La sua storia da deportato nelle pagine del quaderno nascosto e poi ritrovato
«25 settembre: ci hanno dato una pagnotta in quattro e un po’ di carne in scatola, e si prosegue, bisogna fare tutto sul vagone rinchiusi come cani alla catena». «27 settembre: primo giorno di prigionia in campo di concentramento (quello di Ebenrode, ndr) primo rancio, un po’ di brodo e un pane nero di 13 etti in sette persone, la fame incomincia a farsi sentire ancora di più». «1 novembre 1943: incomincia il lavoro alle officine di Bochum. Come bestie al raduno ci assegnano un po’ per porta a vari lavori». Così Guido Salami descriveva sul suo diario il suo status di prigioniero durante la guerra.
Nato a Gambara nel 1913, deportato e qualificato come «lavoratore», visse sulla sua pelle l’orrore tremendo del nazifascismo, trasformandolo in minuziose note su un quaderno. Quaderno di cui non parlò mai ai propri figli, che ne scoprirono l’esistenza solo grazie alla propria madre. Adesso i ricordi di Guido sono quelli «di tutto il paese».
La pubblicazione
L’archivio storico gambarese «Attilio Piccardi» ha infatti dedicato un capitolo del 32esimo numero dei Quaderni Gambaresi proprio alla trascrizione del diario, accompagnata da fotografie documenti storici. Ciò grazie anche alla disponibilità dei figli del signor Salami che hanno messo a disposizione di tutti questa testimonianza. «Il diario racconta la prigionia del papà nei campi di concentramento, tra lavoro, fatica e fame - hanno detto due dei figli di Guido, Ezio e Silvio, alla presentazione del 32esimo Quaderno Gambarese -. Sappiamo anche che, nei campi, è stato salvato due volte da un signore di Gussago che venne a trovarlo qui l’anno prima che morisse: per gli stenti e la debolezza conseguente, in queste due occasioni, temette di non riuscire a svolgere il lavoro che gli era stato assegnato, ma quell’uomo lo aiutò. Quando si rividero, si abbracciarono con commozione. Eppure papà non ci ha mai parlato di questo diario. Dopo la sua morte, risalente al 1969, ce lo ha mostrato la mamma e ne siamo quindi venuti a conoscenza. Per conservarlo integro, noi stessi, in famiglia, ne abbiamo fatte alcune copie».

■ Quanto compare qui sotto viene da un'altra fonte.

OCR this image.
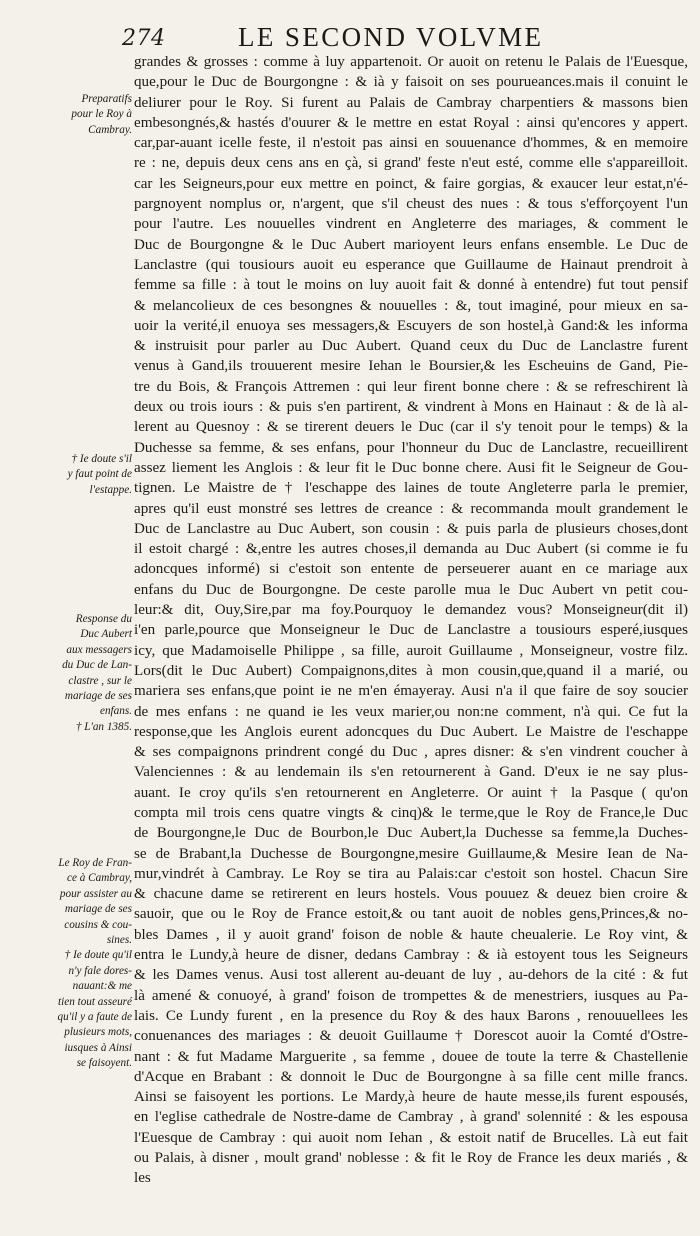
274	LE SECOND VOLVME
Preparatifs
pour le Roy à
Cambray.
† Ie doute s'il
y faut point de
l'estappe.
Response du
Duc Aubert
aux messagers
du Duc de Lan-
clastre , sur le
mariage de ses
enfans.
† L'an 1385.
Le Roy de Fran-
ce à Cambray,
pour assister au
mariage de ses
cousins & cou-
sines.
† Ie doute qu'il
n'y fale dores-
nauant:& me
tien tout asseuré
qu'il y a faute de
plusieurs mots,
iusques à Ainsi
se faisoyent.
grandes & grosses : comme à luy appartenoit. Or auoit on retenu le Palais de l'Euesque,
que,pour le Duc de Bourgongne : & ià y faisoit on ses pourueances.mais il conuint le
deliurer pour le Roy. Si furent au Palais de Cambray charpentiers & massons bien
embesongnés,& hastés d'ouurer & le mettre en estat Royal : ainsi qu'encores y appert.
car,par-auant icelle feste, il n'estoit pas ainsi en souuenance d'hommes, & en memoire
re : ne, depuis deux cens ans en çà, si grand' feste n'eut esté, comme elle s'appareilloit.
car les Seigneurs,pour eux mettre en poinct, & faire gorgias, & exaucer leur estat,n'é-
pargnoyent nomplus or, n'argent, que s'il cheust des nues : & tous s'efforçoyent l'un
pour l'autre. Les nouuelles vindrent en Angleterre des mariages, & comment le
Duc de Bourgongne & le Duc Aubert marioyent leurs enfans ensemble. Le Duc de
Lanclastre (qui tousiours auoit eu esperance que Guillaume de Hainaut prendroit à
femme sa fille : à tout le moins on luy auoit fait & donné à entendre) fut tout pensif
& melancolieux de ces besongnes & nouuelles : &, tout imaginé, pour mieux en sa-
uoir la verité,il enuoya ses messagers,& Escuyers de son hostel,à Gand:& les informa
& instruisit pour parler au Duc Aubert. Quand ceux du Duc de Lanclastre furent
venus à Gand,ils trouuerent mesire Iehan le Boursier,& les Escheuins de Gand, Pie-
tre du Bois, & François Attremen : qui leur firent bonne chere : & se refreschirent là
deux ou trois iours : & puis s'en partirent, & vindrent à Mons en Hainaut : & de là al-
lerent au Quesnoy : & se tirerent deuers le Duc (car il s'y tenoit pour le temps) & la
Duchesse sa femme, & ses enfans, pour l'honneur du Duc de Lanclastre, recueillirent
assez liement les Anglois : & leur fit le Duc bonne chere. Ausi fit le Seigneur de Gou-
tignen. Le Maistre de † l'eschappe des laines de toute Angleterre parla le premier,
apres qu'il eust monstré ses lettres de creance : & recommanda moult grandement le
Duc de Lanclastre au Duc Aubert, son cousin : & puis parla de plusieurs choses,dont
il estoit chargé : &,entre les autres choses,il demanda au Duc Aubert (si comme ie fu
adoncques informé) si c'estoit son entente de perseuerer auant en ce mariage aux
enfans du Duc de Bourgongne. De ceste parolle mua le Duc Aubert vn petit cou-
leur:& dit, Ouy,Sire,par ma foy.Pourquoy le demandez vous? Monseigneur(dit il)
i'en parle,pource que Monseigneur le Duc de Lanclastre a tousiours esperé,iusques
icy, que Madamoiselle Philippe , sa fille, auroit Guillaume , Monseigneur, vostre filz.
Lors(dit le Duc Aubert) Compaignons,dites à mon cousin,que,quand il a marié, ou
mariera ses enfans,que point ie ne m'en émayeray. Ausi n'a il que faire de soy soucier
de mes enfans : ne quand ie les veux marier,ou non:ne comment, n'à qui. Ce fut la
response,que les Anglois eurent adoncques du Duc Aubert. Le Maistre de l'eschappe
& ses compaignons prindrent congé du Duc , apres disner: & s'en vindrent coucher à
Valenciennes : & au lendemain ils s'en retournerent à Gand. D'eux ie ne say plus-
auant. Ie croy qu'ils s'en retournerent en Angleterre. Or auint † la Pasque ( qu'on
compta mil trois cens quatre vingts & cinq)& le terme,que le Roy de France,le Duc
de Bourgongne,le Duc de Bourbon,le Duc Aubert,la Duchesse sa femme,la Duches-
se de Brabant,la Duchesse de Bourgongne,mesire Guillaume,& Mesire Iean de Na-
mur,vindrét à Cambray. Le Roy se tira au Palais:car c'estoit son hostel. Chacun Sire
& chacune dame se retirerent en leurs hostels. Vous pouuez & deuez bien croire &
sauoir, que ou le Roy de France estoit,& ou tant auoit de nobles gens,Princes,& no-
bles Dames , il y auoit grand' foison de noble & haute cheualerie. Le Roy vint, &
entra le Lundy,à heure de disner, dedans Cambray : & ià estoyent tous les Seigneurs
& les Dames venus. Ausi tost allerent au-deuant de luy , au-dehors de la cité : & fut
là amené & conuoyé, à grand' foison de trompettes & de menestriers, iusques au Pa-
lais. Ce Lundy furent , en la presence du Roy & des haux Barons , renouuellees les
conuenances des mariages : & deuoit Guillaume † Dorescot auoir la Comté d'Ostre-
nant : & fut Madame Marguerite , sa femme , douee de toute la terre & Chastellenie
d'Acque en Brabant : & donnoit le Duc de Bourgongne à sa fille cent mille francs.
Ainsi se faisoyent les portions. Le Mardy,à heure de haute messe,ils furent espousés,
en l'eglise cathedrale de Nostre-dame de Cambray , à grand' solennité : & les espousa
l'Euesque de Cambray : qui auoit nom Iehan , & estoit natif de Brucelles. Là eut fait
ou Palais, à disner , moult grand' noblesse : & fit le Roy de France les deux mariés , &
les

«Nel diario è presente anche una composizione in rima, trascritta dal signor Guido e riportata anche nel Quaderno Gambarese - spiega Alberto Zanetti Lorenzetti, dell’Archivio storico gambarese -. Raccoglie i pensieri dei militari italiani. Riteniamo questo diario una testimonianza importante e abbiamo voluto riportarlo perché troviamo fondamentale far conoscere ai nostri giovani quanto accaduto durante la Seconda guerra mondiale».
L’Archivio storico ha dedicato inoltre alcune pagine al ricordo di altri gambaresi internati in campo di prigionia durante la guerra: «Sono pagine importanti, specialmente per i nostri giovani che, leggendo la testimonianza diretta di un gambarese come noi possono conoscere la nostra storia» ha commentato, durante la presentazione del Quaderno, la sindaca Tiziana Panigara, esprimendo la speranza che la missione fondamentale dell’Archivio storico gambarese sia portata avanti da giovani.